The scraping was done in 3 levels. First, it is the transaction level. transaction API contains basic information about the transaction. Second, it is the transaction detail level, the transaction detail API contains more information on the transaction. At last, buildings’ information level. It contains even more information regarding the building. For more details on the data field, please refer to this wiki (The documentation has not completely done yet).

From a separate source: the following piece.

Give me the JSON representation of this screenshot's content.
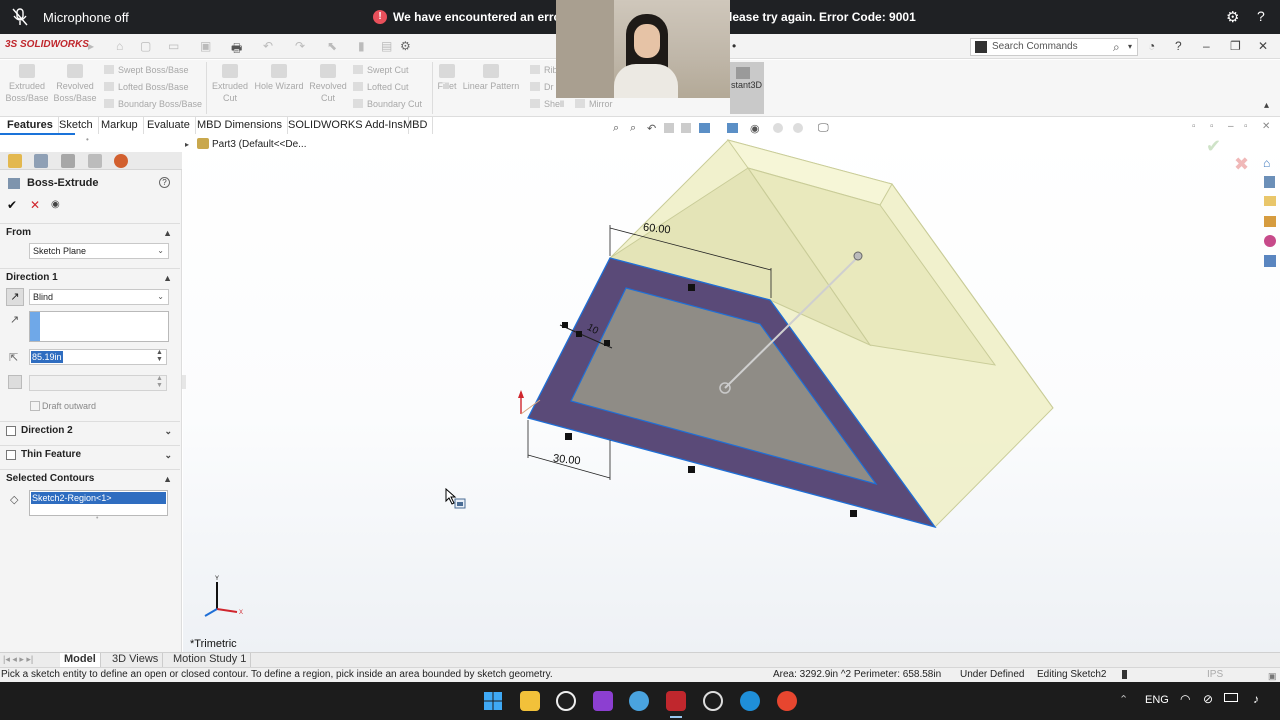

So, imagine the crawler will first get all transactions. Next, based on the returned transaction_id, it will then get all transaction details. After that, based on the building_id got from transaction details, it will get all building information.

My First Scrapy Project

I would say I am quite experienced in scraping data(LOL). But I never used Scrapy to complete my tasks before. I mainly used the requests module and async programming. After using Scrapy, I think I will not going to write my own scraper again. It is async by default. And by sticking with the structures, my codes are much more organised than writing my own scrapper.

Basic Structure

Folder Structure

The folder structure is created by default. Scrapy helps you organize your code!

centaline
   centaline
       spiders
           transaction_spider.py
       items.py
       pipelines.py
       settings.py

transaction_spider.py

The following skeleton shows you the basic structure of transaction_spider.py. Following our plan, I first scrape the first url in start_requests using the yield function. The scrapy.Request also specify the function parse, parse_2 and parse_3 for parsing the returned data. In parse, I parse the first level of data and also yield the requests for level 2 data. In parse_2, I parse the level 2 data, and yield the requests for level 3 data.

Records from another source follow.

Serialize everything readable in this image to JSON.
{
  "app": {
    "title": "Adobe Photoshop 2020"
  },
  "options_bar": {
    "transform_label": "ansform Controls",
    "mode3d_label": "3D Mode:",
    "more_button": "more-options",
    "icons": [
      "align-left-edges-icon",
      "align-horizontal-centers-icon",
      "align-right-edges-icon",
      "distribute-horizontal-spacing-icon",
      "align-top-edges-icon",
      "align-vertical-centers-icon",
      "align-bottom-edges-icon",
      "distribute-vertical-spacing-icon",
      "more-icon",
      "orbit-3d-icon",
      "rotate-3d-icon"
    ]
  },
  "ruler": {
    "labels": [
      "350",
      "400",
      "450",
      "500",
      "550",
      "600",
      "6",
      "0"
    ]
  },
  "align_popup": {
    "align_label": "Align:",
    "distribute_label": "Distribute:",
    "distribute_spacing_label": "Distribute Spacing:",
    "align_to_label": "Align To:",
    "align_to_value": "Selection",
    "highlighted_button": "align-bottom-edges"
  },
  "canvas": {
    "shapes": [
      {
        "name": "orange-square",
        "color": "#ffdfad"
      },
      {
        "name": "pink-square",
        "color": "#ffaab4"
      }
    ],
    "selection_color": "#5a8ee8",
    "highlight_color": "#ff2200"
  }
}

class TransactionSpider(scrapy.spiders.Crawler):
   some constants (such as urls, headers..)

   def start_requests(self):
       some constants
       yield scrapy.Request(sth, sth, callback.self.parse, sth...) #level 1 data

   def parse(self, response):
       get the response into Item
       yield item
       yield scrapy.Request (sth, sth, callback.self.parse_2, sth...) #level 2 data

   def parse_2(self, resposne):
      get the response into Item
      yield item
      yield scrapy.Request (sth, sth, callback.self.parse_3, sth...) #level 3 data

   def parse_3(self, response):
      get the response into Item
      yield item

You may be wondering what is item? An item is simply a temporary location for storing the scraped data and probably do some transformation in it too. For example, for level 1 transaction data, my Item Class CentalineTransactionsItem stored in items.py (Please refer to the folder structure) is like the following:

class CentalineTransactionsItem(scrapy.Item):
    # define the fields for your item here like:
    TransactionID = scrapy.Field()
    IsRelated = scrapy.Field()
    RegDateString = scrapy.Field()
    CblgCode = scrapy.Field()
    CestCode  = scrapy.Field()
    Data_Source = scrapy.Field()
    Memorial = scrapy.Field()
    RegDate = scrapy.Field()
    InsDate = scrapy.Field()
    PostType = scrapy.Field()
    Price = scrapy.Field()
    Rental = scrapy.Field()
    RFT_NArea = scrapy.Field()
    RFT_UPrice = scrapy.Field()
    INT_GArea = scrapy.Field()
    INT_UPrice = scrapy.Field()
    CX = scrapy.Field()
    CY = scrapy.Field()
    c_estate = scrapy.Field()
    c_phase = scrapy.Field() 
    c_property = scrapy.Field()
    scp_c = scrapy.Field()
    scp_mkt = scrapy.Field()
    pc_addr = scrapy.Field()

If you are interested to know more about Scrapy, I recommend the following short video series on YouTube.

Results

The above skeleton is a very simplified one. After some trials and errors, I finally got all transaction data (3 levels) in the last 360 days. The resulting CentalineBuildingInfo.csv, CentalineTransactinsDetailItem.csv and CentalineTransactionItem.csv can be found in the staging_area folder.

Challenges

Writing the code is quite straightforward. But I was sucked on outputting three separate files containing each level of data. By default, Scrapy outputs everything into one file.

Luckily, I found a solution in Stackoverflow. Turn out, I need to write a custom pipeline to do the job. I also added my answer to the Stackoverflow answer since the original answer is quite old and not up to date.

Next Step

The next step will be doing EDA (Exploratory Data Analysis) again. I will look at if the missing data problem improved. And figure out some patterns on the data.